4. Clean and disinfect correctly
Always follow label directions on cleaning products and disinfectants. Wash surfaces with a general household cleaner to remove germs. Rinse with water, and follow with an EPA-registered disinfectant to kill germs. Read the label to make sure it states that EPA has approved the product for effectiveness against Influenza A virus.
If a surface is not visibly dirty, you can clean it with an EPA-registered product that both cleans (removes germs) and disinfects (kills germs) instead. Be sure to read the label directions carefully, as there may be a separate procedure for using the product as a cleaner or as a disinfectant. Disinfection usually requires the product to remain on the surface for a certain period (letting it stand for 3 to 10 minutes).

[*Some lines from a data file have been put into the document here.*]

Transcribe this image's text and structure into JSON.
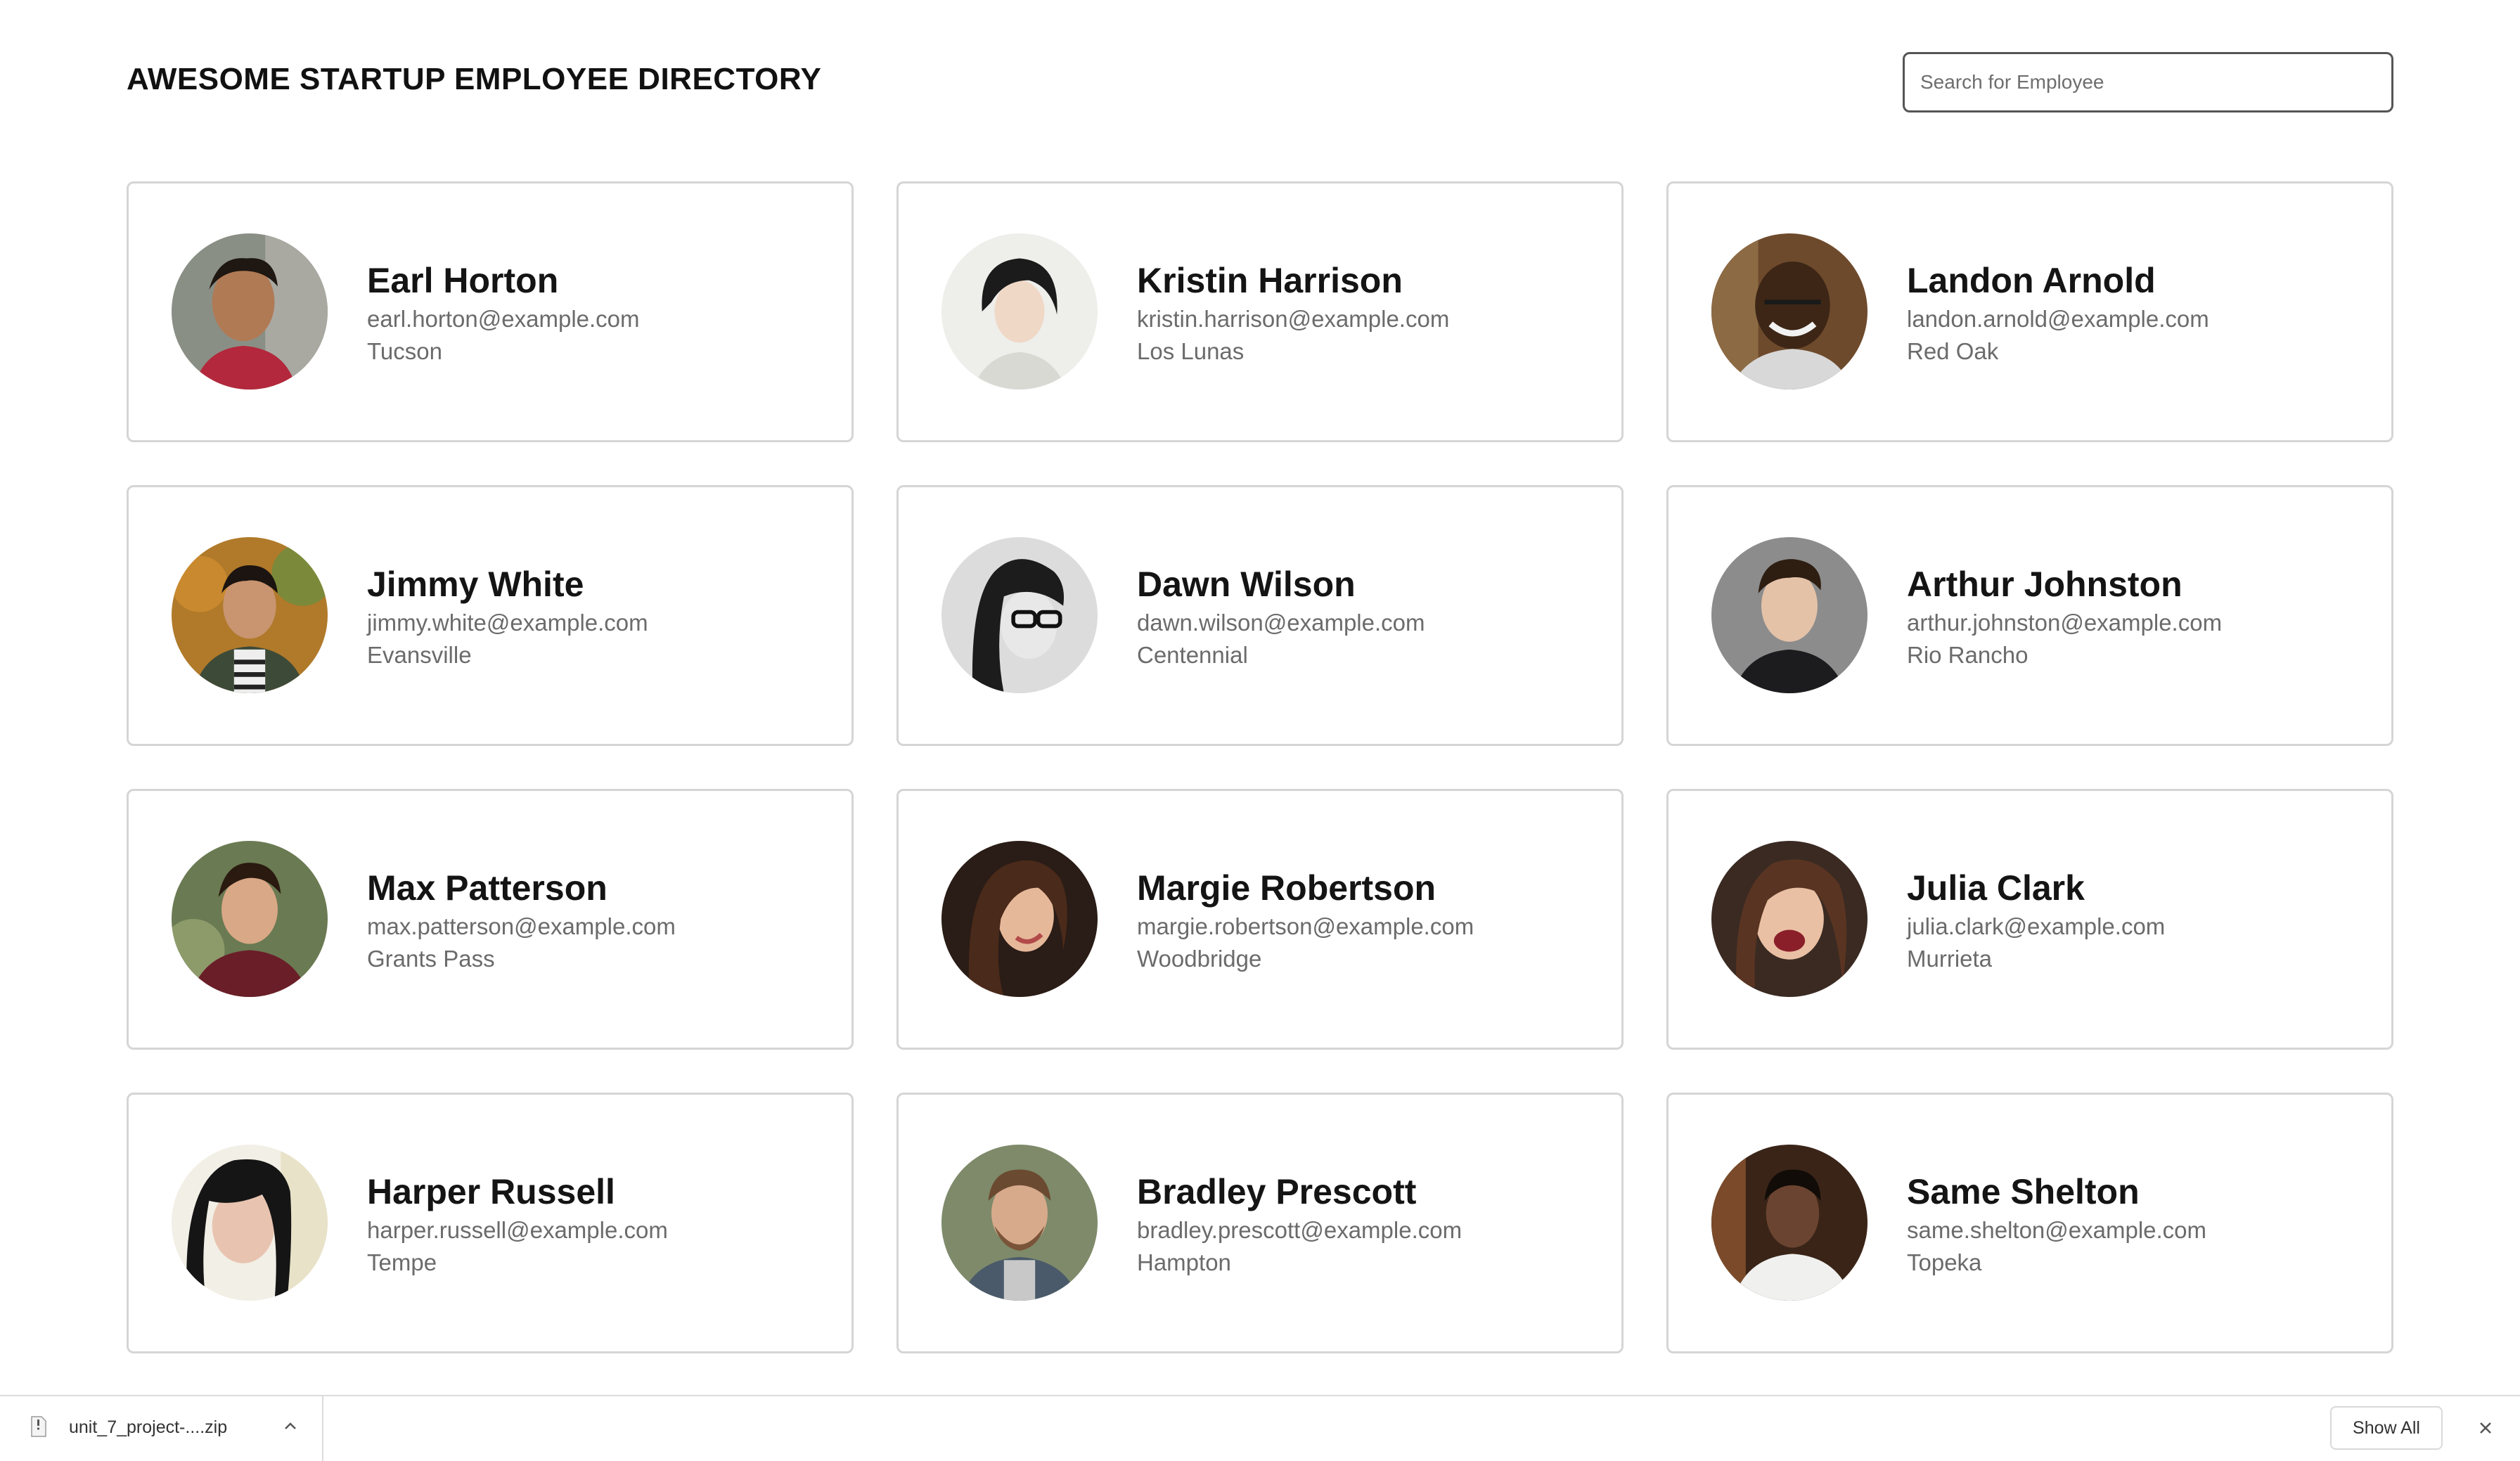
{
  "header": {
    "title": "AWESOME STARTUP EMPLOYEE DIRECTORY",
    "search_placeholder": "Search for Employee"
  },
  "employees": [
    {
      "name": "Earl Horton",
      "email": "earl.horton@example.com",
      "city": "Tucson"
    },
    {
      "name": "Kristin Harrison",
      "email": "kristin.harrison@example.com",
      "city": "Los Lunas"
    },
    {
      "name": "Landon Arnold",
      "email": "landon.arnold@example.com",
      "city": "Red Oak"
    },
    {
      "name": "Jimmy White",
      "email": "jimmy.white@example.com",
      "city": "Evansville"
    },
    {
      "name": "Dawn Wilson",
      "email": "dawn.wilson@example.com",
      "city": "Centennial"
    },
    {
      "name": "Arthur Johnston",
      "email": "arthur.johnston@example.com",
      "city": "Rio Rancho"
    },
    {
      "name": "Max Patterson",
      "email": "max.patterson@example.com",
      "city": "Grants Pass"
    },
    {
      "name": "Margie Robertson",
      "email": "margie.robertson@example.com",
      "city": "Woodbridge"
    },
    {
      "name": "Julia Clark",
      "email": "julia.clark@example.com",
      "city": "Murrieta"
    },
    {
      "name": "Harper Russell",
      "email": "harper.russell@example.com",
      "city": "Tempe"
    },
    {
      "name": "Bradley Prescott",
      "email": "bradley.prescott@example.com",
      "city": "Hampton"
    },
    {
      "name": "Same Shelton",
      "email": "same.shelton@example.com",
      "city": "Topeka"
    }
  ],
  "download_bar": {
    "filename": "unit_7_project-....zip",
    "show_all_label": "Show All"
  },
  "icons": {
    "file": "file-icon",
    "chevron": "chevron-up-icon",
    "close": "close-icon"
  },
  "colors": {
    "card_border": "#d5d5d5",
    "text_primary": "#141414",
    "text_secondary": "#6b6b6b",
    "search_border": "#555555"
  }
}
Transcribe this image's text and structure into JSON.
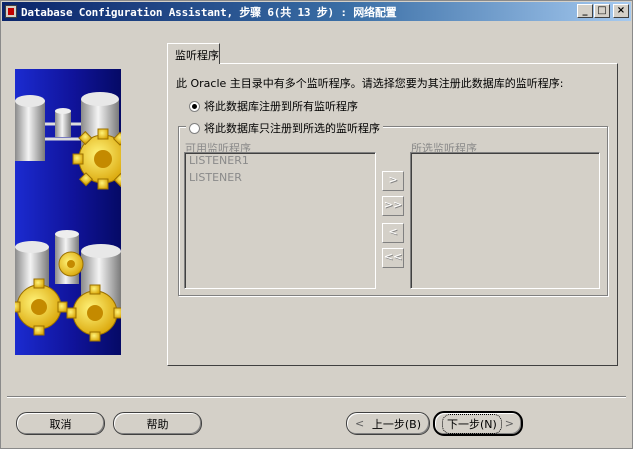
{
  "window": {
    "title": "Database Configuration Assistant, 步骤 6(共 13 步) : 网络配置",
    "controls": {
      "minimize": "_",
      "maximize": "□",
      "close": "×"
    }
  },
  "tab": {
    "label": "监听程序"
  },
  "description": "此 Oracle 主目录中有多个监听程序。请选择您要为其注册此数据库的监听程序:",
  "options": {
    "register_all": {
      "label": "将此数据库注册到所有监听程序",
      "selected": true
    },
    "register_selected": {
      "label": "将此数据库只注册到所选的监听程序",
      "selected": false
    }
  },
  "available": {
    "label": "可用监听程序",
    "items": [
      "LISTENER1",
      "LISTENER"
    ]
  },
  "selected_list": {
    "label": "所选监听程序",
    "items": []
  },
  "move_buttons": {
    "move_right": ">",
    "move_all_right": ">>",
    "move_left": "<",
    "move_all_left": "<<"
  },
  "footer": {
    "cancel": "取消",
    "help": "帮助",
    "back_arrow": "<",
    "back": "上一步(B)",
    "next": "下一步(N)",
    "next_arrow": ">"
  }
}
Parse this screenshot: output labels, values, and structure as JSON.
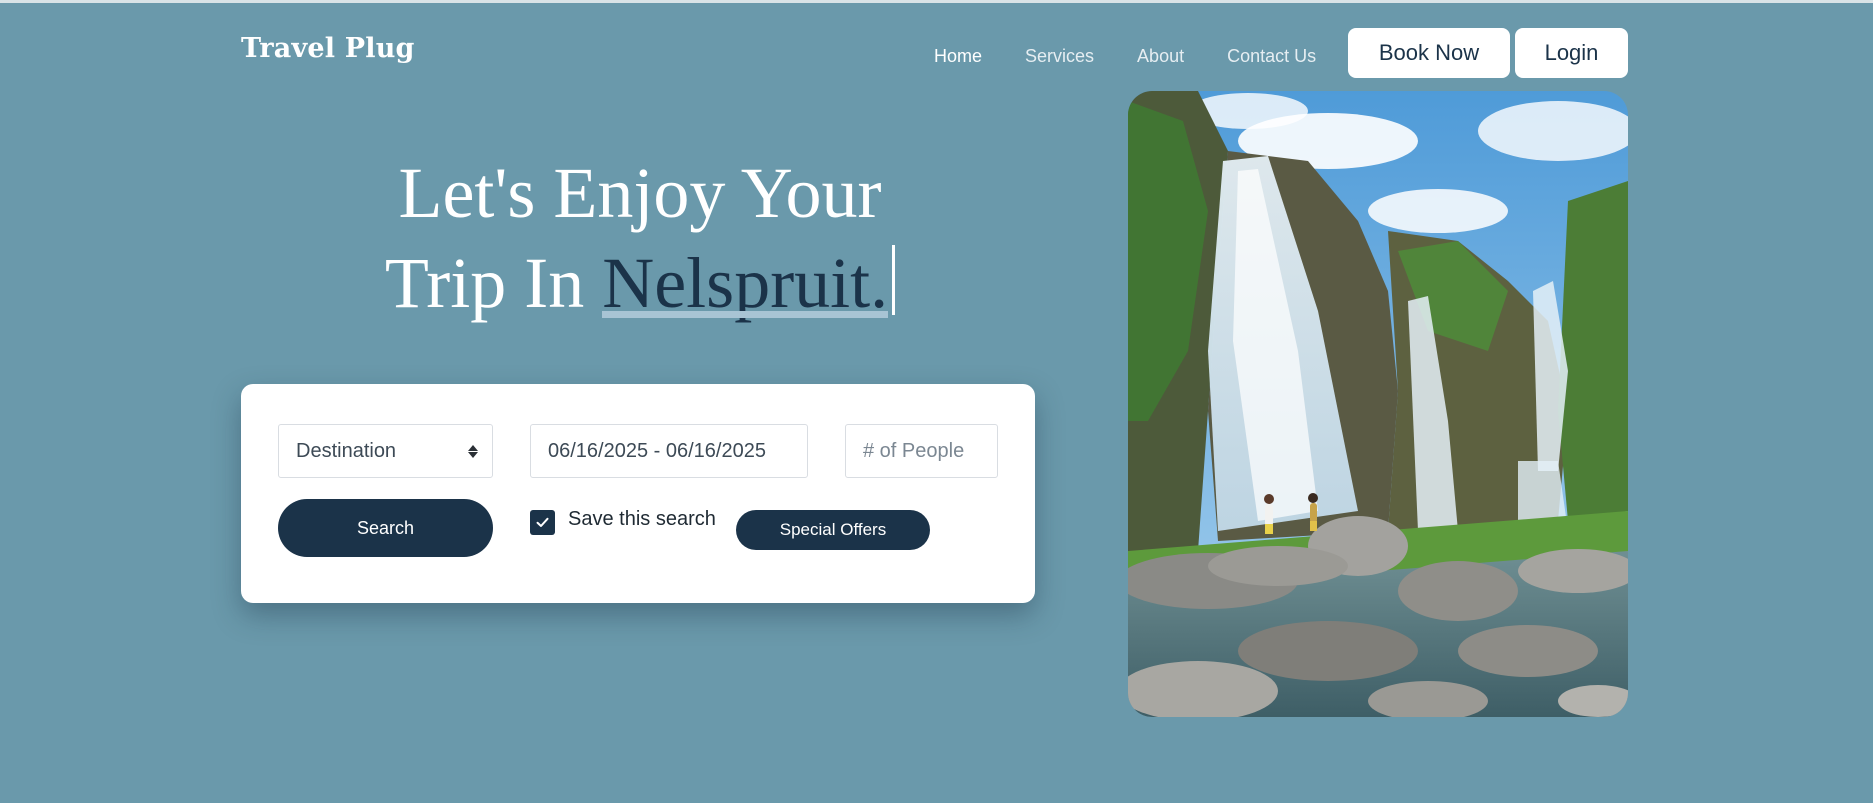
{
  "brand": "Travel Plug",
  "nav": {
    "items": [
      "Home",
      "Services",
      "About",
      "Contact Us"
    ],
    "book_label": "Book Now",
    "login_label": "Login"
  },
  "hero": {
    "line1": "Let's Enjoy Your",
    "line2_prefix": "Trip In ",
    "highlight": "Nelspruit."
  },
  "search": {
    "destination": "Destination",
    "dates": "06/16/2025 - 06/16/2025",
    "people_placeholder": "# of People",
    "search_label": "Search",
    "save_label": "Save this search",
    "save_checked": true,
    "offers_label": "Special Offers"
  },
  "image": {
    "subject": "waterfall-with-couple-on-rocks"
  },
  "colors": {
    "background": "#6a99ab",
    "navy": "#1b3349",
    "card": "#ffffff"
  }
}
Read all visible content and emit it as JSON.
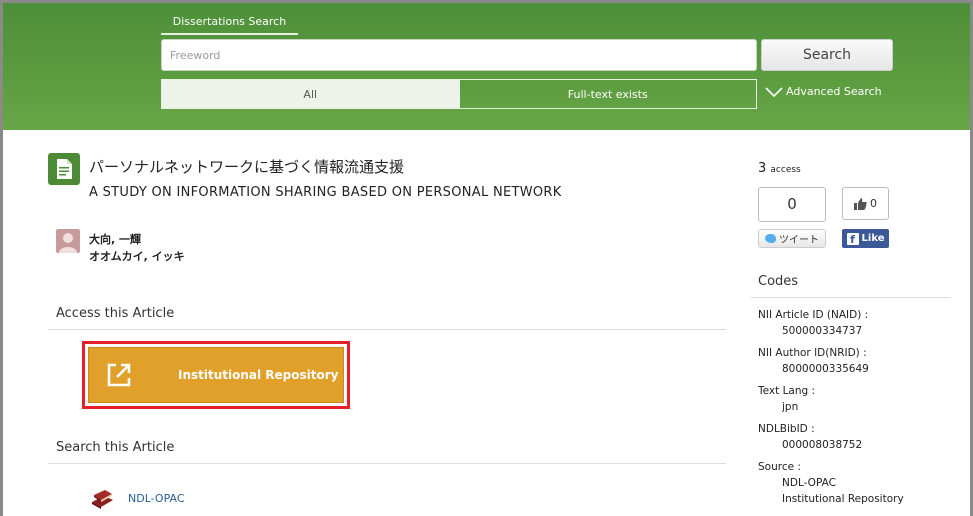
{
  "header": {
    "tab_label": "Dissertations Search",
    "search_placeholder": "Freeword",
    "search_value": "",
    "search_button": "Search",
    "filters": [
      {
        "label": "All",
        "active": true
      },
      {
        "label": "Full-text exists",
        "active": false
      }
    ],
    "advanced_search": "Advanced Search"
  },
  "article": {
    "title_ja": "パーソナルネットワークに基づく情報流通支援",
    "title_en": "A STUDY ON INFORMATION SHARING BASED ON PERSONAL NETWORK",
    "author_name": "大向, 一輝",
    "author_kana": "オオムカイ, イッキ",
    "access_section": "Access this Article",
    "repository_button": "Institutional Repository",
    "search_section": "Search this Article",
    "ndl_link": "NDL-OPAC"
  },
  "sidebar": {
    "access_count": "3",
    "access_unit": "access",
    "tweet_count": "0",
    "tweet_label": "ツイート",
    "like_count": "0",
    "like_label": "Like",
    "codes_title": "Codes",
    "codes": [
      {
        "label": "NII Article ID (NAID) :",
        "values": [
          "500000334737"
        ]
      },
      {
        "label": "NII Author ID(NRID) :",
        "values": [
          "8000000335649"
        ]
      },
      {
        "label": "Text Lang :",
        "values": [
          "jpn"
        ]
      },
      {
        "label": "NDLBibID :",
        "values": [
          "000008038752"
        ]
      },
      {
        "label": "Source :",
        "values": [
          "NDL-OPAC",
          "Institutional Repository"
        ]
      }
    ]
  },
  "colors": {
    "header_green": "#5c9c40",
    "repository_orange": "#e0a02a",
    "highlight_red": "#e3202a",
    "link_blue": "#2a5e9a",
    "facebook_blue": "#3b5998",
    "twitter_blue": "#55acee"
  }
}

Use disinfecting wipes on electronic items that are touched often, such as phones and computers. Pay close attention to the directions for using disinfecting wipes. It may be necessary to use more than one wipe to keep the surface wet for the stated length of contact time. Make sure that the electronics can withstand the use of liquids for cleaning and disinfecting.
5. Use products safely
Pay close attention to hazard warnings and directions on product labels. Cleaning products and disinfectants often call for the use of gloves or eye protection. For example, gloves should always be worn to protect your hands when working with disinfectant solutions.
Do not mix cleaners and disinfectants unless the labels indicate it is safe to do so. Combining certain products (such as chlorine bleach and ammonia cleaners) can result in serious injury or death.
Ensure that cleaning staff who use cleaners and disinfectants read and understand all instruction labels and understand safe and appropriate use. This might require that instructional materials and training be provided in other languages.
6. Handle waste properly
Follow cleaning standard procedures for handling waste, which may include wearing gloves. Place no-touch waste baskets where they are easy to use and throw disposable items used to clean surfaces in the trash immediately after use. Avoid touching used tissues and other waste when emptying waste baskets. Wash your hands with soap and water after emptying waste baskets and touching used tissues and similar waste.